As its home state of Georgia became the first to lift social distancing restrictions last week, Atlanta-based Monday Night Brewing conducted a poll to gauge consumer sentiment toward returning to normal and found that nearly 75% of drinkers don’t expect to visit a taproom until June at the earliest.
“Brewers in Georgia were allowed to open in late April, but it is clear that customers aren’t yet ready to jump in with both feet,” Monday Night wrote in its survey recap.
More than 740 consumers took the survey between April 23 and 24; Gov. Brian Kemp allowed some Georgia businesses to reopen on April 24. Those businesses included gyms, barber shops, hair and nail salons, bowling alleys and tattoo parlors. On Monday, April 27, restaurants, theaters and private social clubs were permitted to reopen if they adhered to social distancing guidelines, according to the Atlanta Journal-Constitution.
Even after restrictions were lifted, 36% of respondents said they planned to visit a taproom within the first two weeks. More than 40% said maybe they would visit, and 23% said they would stay away for the first two weeks.
Almost 22% of respondents said they expected to return to visiting taprooms in July; 13.4% predicted it would be August or later before they returned to a brewery for a pint.
Monday Night co-founder and CEO Jeff Heck said his brewery has opted not to reopen for on-premise service yet.

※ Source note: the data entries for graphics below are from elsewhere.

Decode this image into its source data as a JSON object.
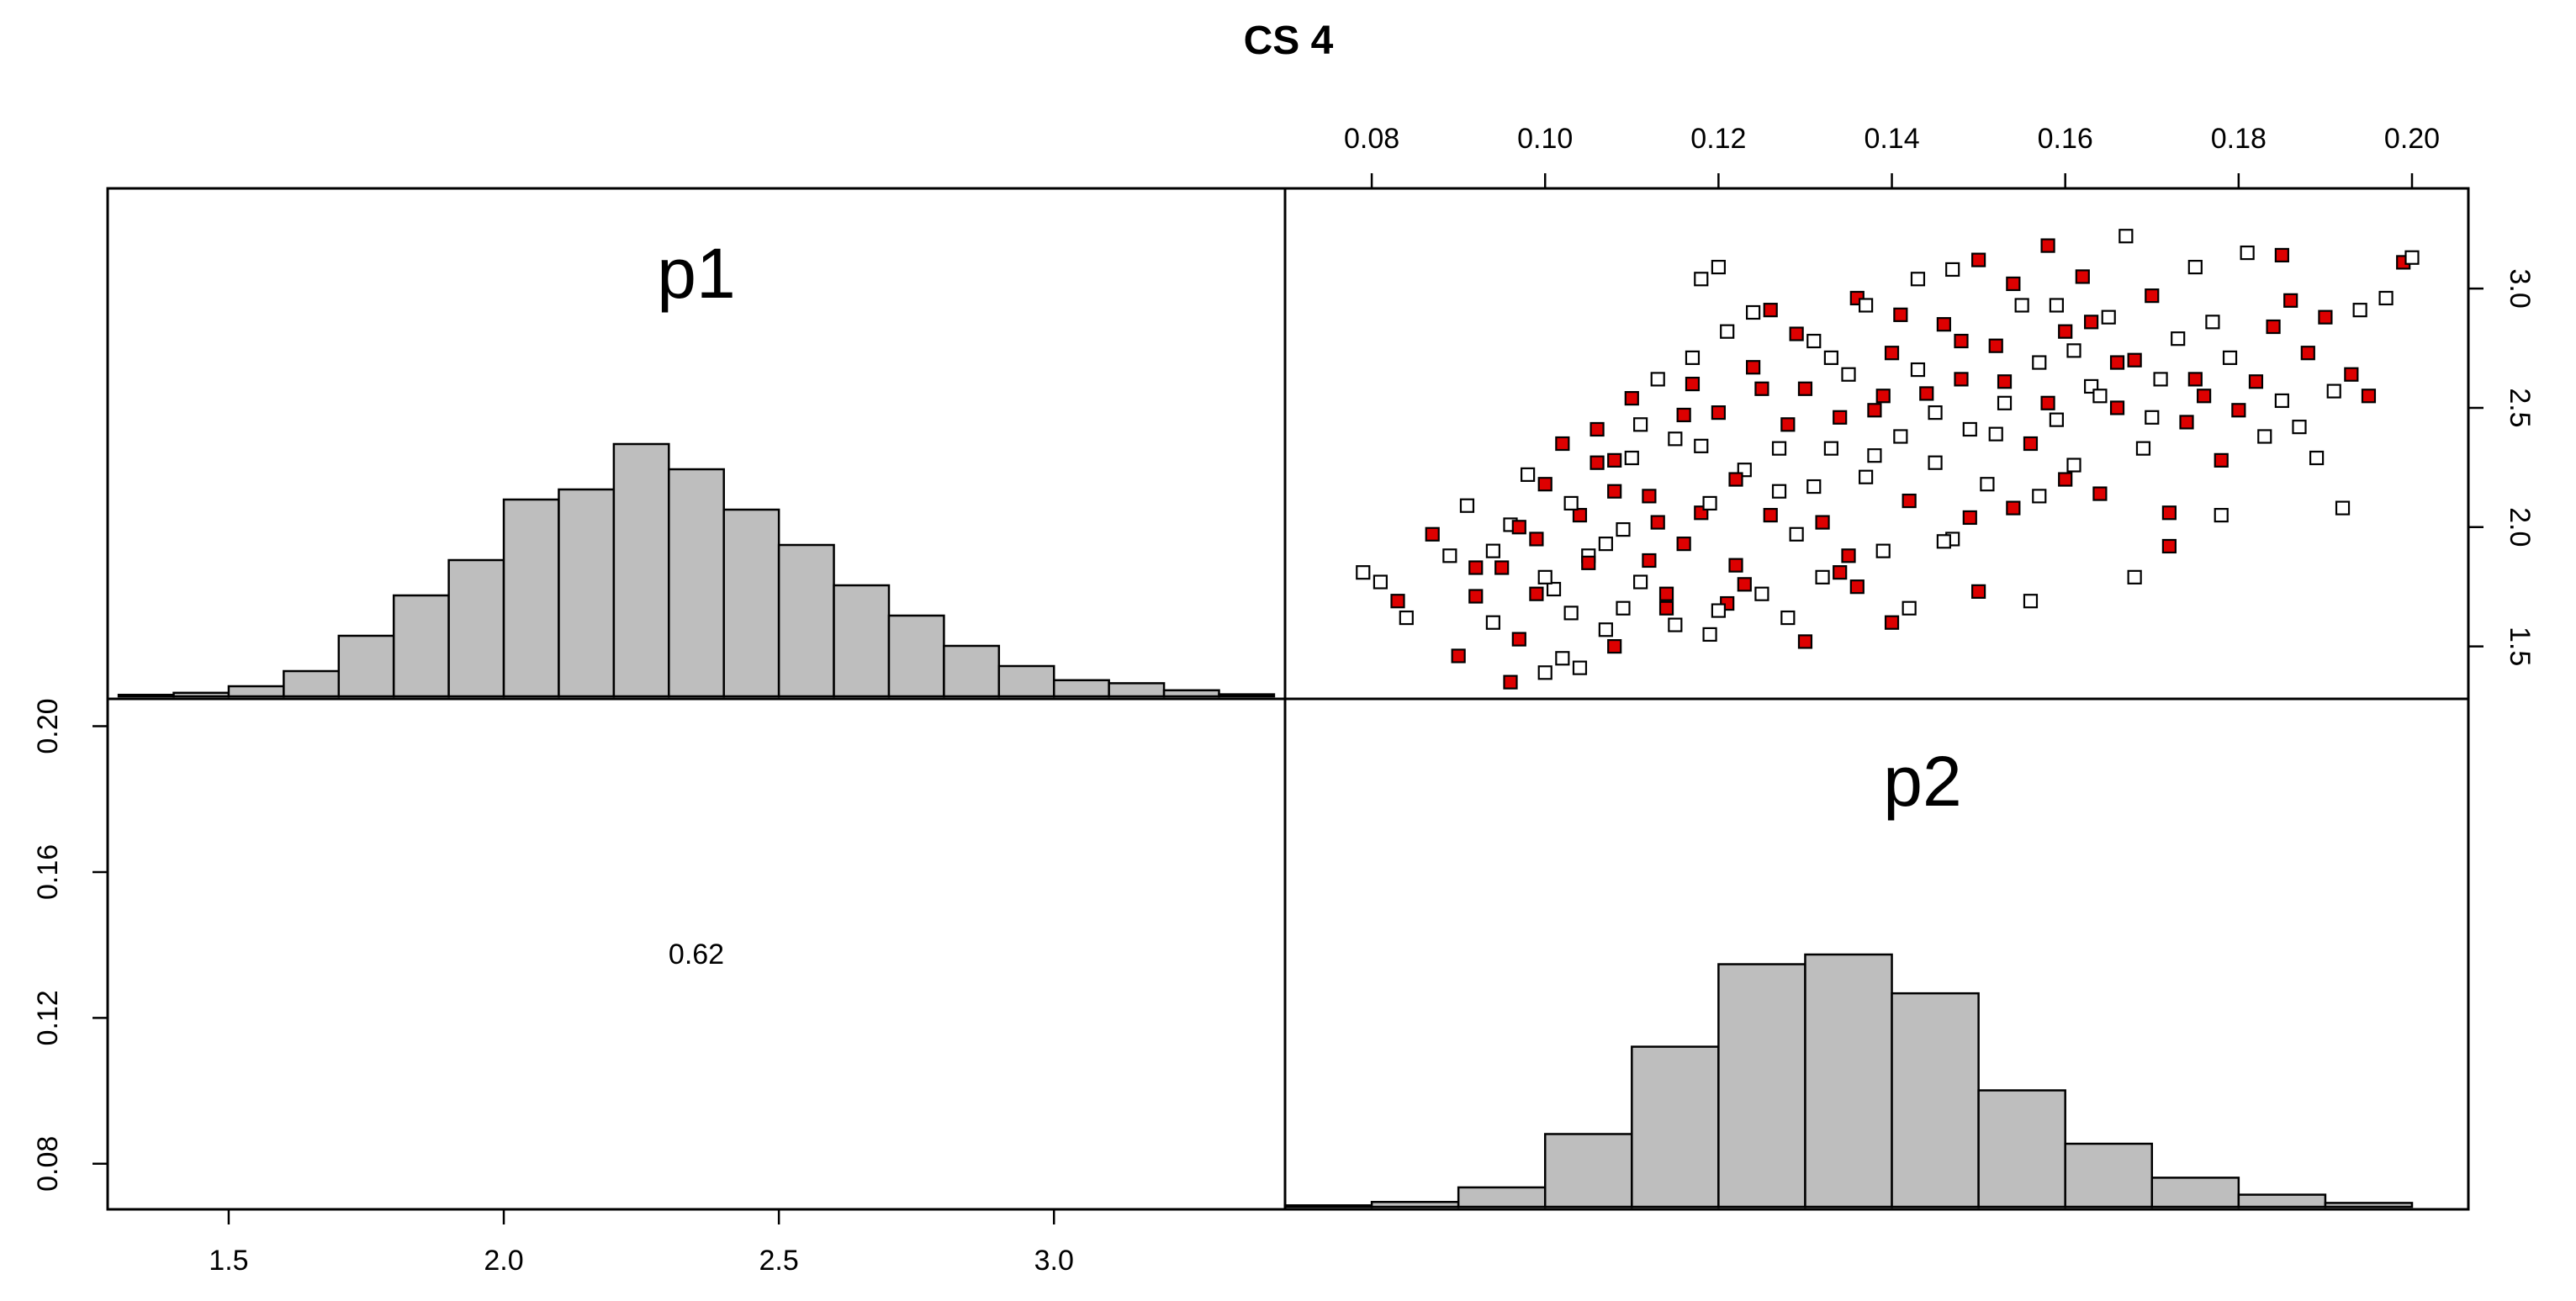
{
  "chart_data": {
    "type": "pairs",
    "title": "CS 4",
    "variables": [
      "p1",
      "p2"
    ],
    "colors": {
      "bar_fill": "#bebebe",
      "point_red": "#dd0000",
      "point_open": "#ffffff",
      "stroke": "#000000"
    },
    "axes": {
      "p1": {
        "range": [
          1.28,
          3.42
        ],
        "ticks": [
          "1.5",
          "2.0",
          "2.5",
          "3.0"
        ],
        "tick_values": [
          1.5,
          2.0,
          2.5,
          3.0
        ],
        "axis_position": "bottom"
      },
      "p2": {
        "range": [
          0.07,
          0.2065
        ],
        "ticks": [
          "0.08",
          "0.10",
          "0.12",
          "0.14",
          "0.16",
          "0.18",
          "0.20"
        ],
        "tick_values": [
          0.08,
          0.1,
          0.12,
          0.14,
          0.16,
          0.18,
          0.2
        ],
        "axis_position": "top"
      },
      "p1_vertical": {
        "range": [
          1.28,
          3.42
        ],
        "ticks": [
          "1.5",
          "2.0",
          "2.5",
          "3.0"
        ],
        "tick_values": [
          1.5,
          2.0,
          2.5,
          3.0
        ],
        "axis_position": "right"
      },
      "p2_vertical": {
        "range": [
          0.0675,
          0.2075
        ],
        "ticks": [
          "0.08",
          "0.12",
          "0.16",
          "0.20"
        ],
        "tick_values": [
          0.08,
          0.12,
          0.16,
          0.2
        ],
        "axis_position": "left"
      }
    },
    "hist_p1": {
      "bins": [
        [
          1.3,
          1.4
        ],
        [
          1.4,
          1.5
        ],
        [
          1.5,
          1.6
        ],
        [
          1.6,
          1.7
        ],
        [
          1.7,
          1.8
        ],
        [
          1.8,
          1.9
        ],
        [
          1.9,
          2.0
        ],
        [
          2.0,
          2.1
        ],
        [
          2.1,
          2.2
        ],
        [
          2.2,
          2.3
        ],
        [
          2.3,
          2.4
        ],
        [
          2.4,
          2.5
        ],
        [
          2.5,
          2.6
        ],
        [
          2.6,
          2.7
        ],
        [
          2.7,
          2.8
        ],
        [
          2.8,
          2.9
        ],
        [
          2.9,
          3.0
        ],
        [
          3.0,
          3.1
        ],
        [
          3.1,
          3.2
        ],
        [
          3.2,
          3.3
        ],
        [
          3.3,
          3.4
        ]
      ],
      "heights": [
        0.003,
        0.007,
        0.02,
        0.05,
        0.12,
        0.2,
        0.27,
        0.39,
        0.41,
        0.5,
        0.45,
        0.37,
        0.3,
        0.22,
        0.16,
        0.1,
        0.06,
        0.032,
        0.026,
        0.012,
        0.004
      ]
    },
    "hist_p2": {
      "bins": [
        [
          0.07,
          0.08
        ],
        [
          0.08,
          0.09
        ],
        [
          0.09,
          0.1
        ],
        [
          0.1,
          0.11
        ],
        [
          0.11,
          0.12
        ],
        [
          0.12,
          0.13
        ],
        [
          0.13,
          0.14
        ],
        [
          0.14,
          0.15
        ],
        [
          0.15,
          0.16
        ],
        [
          0.16,
          0.17
        ],
        [
          0.17,
          0.18
        ],
        [
          0.18,
          0.19
        ],
        [
          0.19,
          0.2
        ]
      ],
      "heights": [
        0.003,
        0.01,
        0.04,
        0.15,
        0.33,
        0.5,
        0.52,
        0.44,
        0.24,
        0.13,
        0.06,
        0.025,
        0.008
      ]
    },
    "correlation": "0.62",
    "scatter": {
      "x_var": "p2",
      "y_var": "p1",
      "points": [
        [
          0.079,
          1.81,
          0
        ],
        [
          0.081,
          1.77,
          0
        ],
        [
          0.083,
          1.69,
          1
        ],
        [
          0.084,
          1.62,
          0
        ],
        [
          0.087,
          1.97,
          1
        ],
        [
          0.089,
          1.88,
          0
        ],
        [
          0.09,
          1.46,
          1
        ],
        [
          0.091,
          2.09,
          0
        ],
        [
          0.092,
          1.71,
          1
        ],
        [
          0.094,
          1.6,
          0
        ],
        [
          0.095,
          1.83,
          1
        ],
        [
          0.096,
          2.01,
          0
        ],
        [
          0.097,
          1.53,
          1
        ],
        [
          0.098,
          2.22,
          0
        ],
        [
          0.099,
          1.95,
          1
        ],
        [
          0.1,
          1.39,
          0
        ],
        [
          0.1,
          2.18,
          1
        ],
        [
          0.101,
          1.74,
          0
        ],
        [
          0.102,
          2.35,
          1
        ],
        [
          0.103,
          1.64,
          0
        ],
        [
          0.104,
          2.05,
          1
        ],
        [
          0.105,
          1.88,
          0
        ],
        [
          0.106,
          2.41,
          1
        ],
        [
          0.107,
          1.57,
          0
        ],
        [
          0.108,
          2.28,
          1
        ],
        [
          0.109,
          1.99,
          0
        ],
        [
          0.11,
          2.54,
          1
        ],
        [
          0.111,
          1.77,
          0
        ],
        [
          0.112,
          2.13,
          1
        ],
        [
          0.113,
          2.62,
          0
        ],
        [
          0.114,
          1.66,
          1
        ],
        [
          0.115,
          2.37,
          0
        ],
        [
          0.116,
          1.93,
          1
        ],
        [
          0.117,
          2.71,
          0
        ],
        [
          0.118,
          2.06,
          1
        ],
        [
          0.119,
          1.55,
          0
        ],
        [
          0.12,
          2.48,
          1
        ],
        [
          0.121,
          2.82,
          0
        ],
        [
          0.122,
          1.84,
          1
        ],
        [
          0.123,
          2.24,
          0
        ],
        [
          0.124,
          2.67,
          1
        ],
        [
          0.125,
          1.72,
          0
        ],
        [
          0.126,
          2.91,
          1
        ],
        [
          0.127,
          2.15,
          0
        ],
        [
          0.128,
          2.43,
          1
        ],
        [
          0.129,
          1.97,
          0
        ],
        [
          0.13,
          2.58,
          1
        ],
        [
          0.131,
          2.78,
          0
        ],
        [
          0.132,
          2.02,
          1
        ],
        [
          0.133,
          2.33,
          0
        ],
        [
          0.134,
          1.81,
          1
        ],
        [
          0.135,
          2.64,
          0
        ],
        [
          0.136,
          2.96,
          1
        ],
        [
          0.137,
          2.21,
          0
        ],
        [
          0.138,
          2.49,
          1
        ],
        [
          0.139,
          1.9,
          0
        ],
        [
          0.14,
          2.73,
          1
        ],
        [
          0.141,
          2.38,
          0
        ],
        [
          0.142,
          2.11,
          1
        ],
        [
          0.143,
          3.04,
          0
        ],
        [
          0.144,
          2.56,
          1
        ],
        [
          0.145,
          2.27,
          0
        ],
        [
          0.146,
          2.85,
          1
        ],
        [
          0.147,
          1.95,
          0
        ],
        [
          0.148,
          2.62,
          1
        ],
        [
          0.149,
          2.41,
          0
        ],
        [
          0.15,
          3.12,
          1
        ],
        [
          0.151,
          2.18,
          0
        ],
        [
          0.152,
          2.76,
          1
        ],
        [
          0.153,
          2.52,
          0
        ],
        [
          0.154,
          2.08,
          1
        ],
        [
          0.155,
          2.93,
          0
        ],
        [
          0.156,
          2.35,
          1
        ],
        [
          0.157,
          2.69,
          0
        ],
        [
          0.158,
          3.18,
          1
        ],
        [
          0.159,
          2.45,
          0
        ],
        [
          0.16,
          2.82,
          1
        ],
        [
          0.161,
          2.26,
          0
        ],
        [
          0.162,
          3.05,
          1
        ],
        [
          0.163,
          2.59,
          0
        ],
        [
          0.164,
          2.14,
          1
        ],
        [
          0.165,
          2.88,
          0
        ],
        [
          0.166,
          2.5,
          1
        ],
        [
          0.167,
          3.22,
          0
        ],
        [
          0.168,
          2.7,
          1
        ],
        [
          0.169,
          2.33,
          0
        ],
        [
          0.17,
          2.97,
          1
        ],
        [
          0.171,
          2.62,
          0
        ],
        [
          0.172,
          2.06,
          1
        ],
        [
          0.173,
          2.79,
          0
        ],
        [
          0.174,
          2.44,
          1
        ],
        [
          0.175,
          3.09,
          0
        ],
        [
          0.176,
          2.55,
          1
        ],
        [
          0.177,
          2.86,
          0
        ],
        [
          0.178,
          2.28,
          1
        ],
        [
          0.179,
          2.71,
          0
        ],
        [
          0.18,
          2.49,
          1
        ],
        [
          0.181,
          3.15,
          0
        ],
        [
          0.182,
          2.61,
          1
        ],
        [
          0.183,
          2.38,
          0
        ],
        [
          0.184,
          2.84,
          1
        ],
        [
          0.185,
          2.53,
          0
        ],
        [
          0.186,
          2.95,
          1
        ],
        [
          0.187,
          2.42,
          0
        ],
        [
          0.188,
          2.73,
          1
        ],
        [
          0.189,
          2.29,
          0
        ],
        [
          0.19,
          2.88,
          1
        ],
        [
          0.191,
          2.57,
          0
        ],
        [
          0.192,
          2.08,
          0
        ],
        [
          0.193,
          2.64,
          1
        ],
        [
          0.194,
          2.91,
          0
        ],
        [
          0.195,
          2.55,
          1
        ],
        [
          0.197,
          2.96,
          0
        ],
        [
          0.199,
          3.11,
          1
        ],
        [
          0.2,
          3.13,
          0
        ],
        [
          0.185,
          3.14,
          1
        ],
        [
          0.178,
          2.05,
          0
        ],
        [
          0.172,
          1.92,
          1
        ],
        [
          0.168,
          1.79,
          0
        ],
        [
          0.12,
          3.09,
          0
        ],
        [
          0.118,
          3.04,
          0
        ],
        [
          0.13,
          1.52,
          1
        ],
        [
          0.14,
          1.6,
          1
        ],
        [
          0.096,
          1.35,
          1
        ],
        [
          0.104,
          1.41,
          0
        ],
        [
          0.156,
          1.69,
          0
        ],
        [
          0.15,
          1.73,
          1
        ],
        [
          0.142,
          1.66,
          0
        ],
        [
          0.136,
          1.75,
          1
        ],
        [
          0.128,
          1.62,
          0
        ],
        [
          0.121,
          1.68,
          1
        ],
        [
          0.115,
          1.59,
          0
        ],
        [
          0.108,
          1.5,
          1
        ],
        [
          0.102,
          1.45,
          0
        ],
        [
          0.125,
          2.58,
          1
        ],
        [
          0.133,
          2.71,
          0
        ],
        [
          0.116,
          2.47,
          1
        ],
        [
          0.11,
          2.29,
          0
        ],
        [
          0.108,
          2.15,
          1
        ],
        [
          0.145,
          2.48,
          0
        ],
        [
          0.153,
          2.61,
          1
        ],
        [
          0.161,
          2.74,
          0
        ],
        [
          0.163,
          2.86,
          1
        ],
        [
          0.17,
          2.46,
          0
        ],
        [
          0.175,
          2.62,
          1
        ],
        [
          0.138,
          2.3,
          0
        ],
        [
          0.134,
          2.46,
          1
        ],
        [
          0.127,
          2.33,
          0
        ],
        [
          0.122,
          2.2,
          1
        ],
        [
          0.119,
          2.1,
          0
        ],
        [
          0.113,
          2.02,
          1
        ],
        [
          0.107,
          1.93,
          0
        ],
        [
          0.105,
          1.85,
          1
        ],
        [
          0.1,
          1.79,
          0
        ],
        [
          0.099,
          1.72,
          1
        ],
        [
          0.148,
          2.78,
          1
        ],
        [
          0.152,
          2.39,
          0
        ],
        [
          0.158,
          2.52,
          1
        ],
        [
          0.143,
          2.66,
          0
        ],
        [
          0.139,
          2.55,
          1
        ],
        [
          0.131,
          2.17,
          0
        ],
        [
          0.126,
          2.05,
          1
        ],
        [
          0.118,
          2.34,
          0
        ],
        [
          0.112,
          1.86,
          1
        ],
        [
          0.164,
          2.55,
          0
        ],
        [
          0.166,
          2.69,
          1
        ],
        [
          0.159,
          2.93,
          0
        ],
        [
          0.154,
          3.02,
          1
        ],
        [
          0.147,
          3.08,
          0
        ],
        [
          0.141,
          2.89,
          1
        ],
        [
          0.137,
          2.93,
          0
        ],
        [
          0.129,
          2.81,
          1
        ],
        [
          0.124,
          2.9,
          0
        ],
        [
          0.117,
          2.6,
          1
        ],
        [
          0.111,
          2.43,
          0
        ],
        [
          0.106,
          2.27,
          1
        ],
        [
          0.103,
          2.1,
          0
        ],
        [
          0.097,
          2.0,
          1
        ],
        [
          0.094,
          1.9,
          0
        ],
        [
          0.092,
          1.83,
          1
        ],
        [
          0.16,
          2.2,
          1
        ],
        [
          0.157,
          2.13,
          0
        ],
        [
          0.149,
          2.04,
          1
        ],
        [
          0.146,
          1.94,
          0
        ],
        [
          0.135,
          1.88,
          1
        ],
        [
          0.132,
          1.79,
          0
        ],
        [
          0.123,
          1.76,
          1
        ],
        [
          0.12,
          1.65,
          0
        ],
        [
          0.114,
          1.72,
          1
        ],
        [
          0.109,
          1.66,
          0
        ]
      ]
    }
  }
}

“We made the decision early on to not reopen for a couple of reasons: one, we didn’t really feel like it was safe for our employees or for our guests and two, we just didn’t have a lot of time to plan,” Heck said. “And so we felt like this is a really important moment for us to make sure that when we open, we’re doing it in a way that’s safe and that makes people feel safe.”
Respondents ranked state government as the least important source of guidance when determining the safety of returning to bars and restaurants. The most important source was the Centers for Disease Control and Prevention and the World Health Organization, followed by respondents’ own research and then the opening of “other establishments I respect,” something that Heck said surprised him.
“We take the decision to open really seriously; it sends a message also to other businesses about what the right timing is,” he said. “We want to be thoughtful about the impact it has on other people’s decisions as well.”
After the reopening of businesses they trust, respondents ranked local government, the advice of friends and family, and the federal government ahead of the state government.
Asked what safety measures they’d like to see taken when a brewery taproom reopens, respondents said regular sanitizing of surfaces was most important, followed by reduced overall capacity and contactless payment options. Least important to them was the checking of temperatures of staff and guests.
“In a lot of the comments that we got back though, it was clear that our consumers certainly have done their homework — ‘yeah, that doesn’t really help though because you can be asymptomatic and not know and be contagious,’” he said, quoting survey responses. “We were a little surprised that was as low as it was. People didn’t necessarily say they weren’t gonna come if we did or didn’t do it. It was just kind of not nearly as relevant as we expected.”
Monday Night is offering drive-thru to-go sales at its West Midtown location, while its Garage location, where the company brews sour beers and barrel-ages some offerings, is closed entirely. Although to-go sales haven’t replaced Monday Night’s lost draft revenue, the results have been “very strong,” Heck said.
“It’s going way stronger than we thought,” he said. “It’s allowed us to bring back five people, so it’s very, very encouraging.”
Customers can add a donation to their orders, which go to furloughed staff.
The survey, which garnered a 35% response rate from the nearly 2,000 recent customers who received it, showed a glimmer of hope: 72% of respondents said they plan to visit brewery taprooms with the same frequency or more than they did before the COVID-19 pandemic struck.
“There’s certainly, long-term, I think an expectation that it’ll take a long time to get back to anything that was the levels that we were at before,” Heck said. “But people do want to get back to visiting taprooms again.”
Brewers Association chief economist Bart Watson, citing Monday Night’s survey, noted that 35% of respondents did not think they’d return to brewery taprooms until July or later.
“We don’t know what they would have said before this pandemic hit, but that data suggests visits are going to take a while to get back to where they were,” he wrote.
Watson also shared the results of a survey from Datassential, a food and service industry insights firm, that found a generational divide in consumers’ willingness to return to restaurants. Only 10% of Baby Boomers said they would “absolutely dine in right away” when restaurants can offer on-premise dining again, while 25% of Generation Z respondents and 31% of Millennial respondents said they would.
So far, nine states, including Georgia, have lifted some restrictions on businesses. Meanwhile, in Massachusetts, Gov. Charlie Baker today extended the state’s nonessential business shutdown order to May 18. In New York, schools and nonessential businesses will remain closed through May 15.
The CDC recommends a 14-day decline in the hospitalization rate before an area can begin a phased reopening plan, according to New York’s online COVID-19 resource hub.
The number of coronavirus cases in the U.S. topped 1 million today, with the death toll now at more than 57,800 deaths, according to John Hopkins University.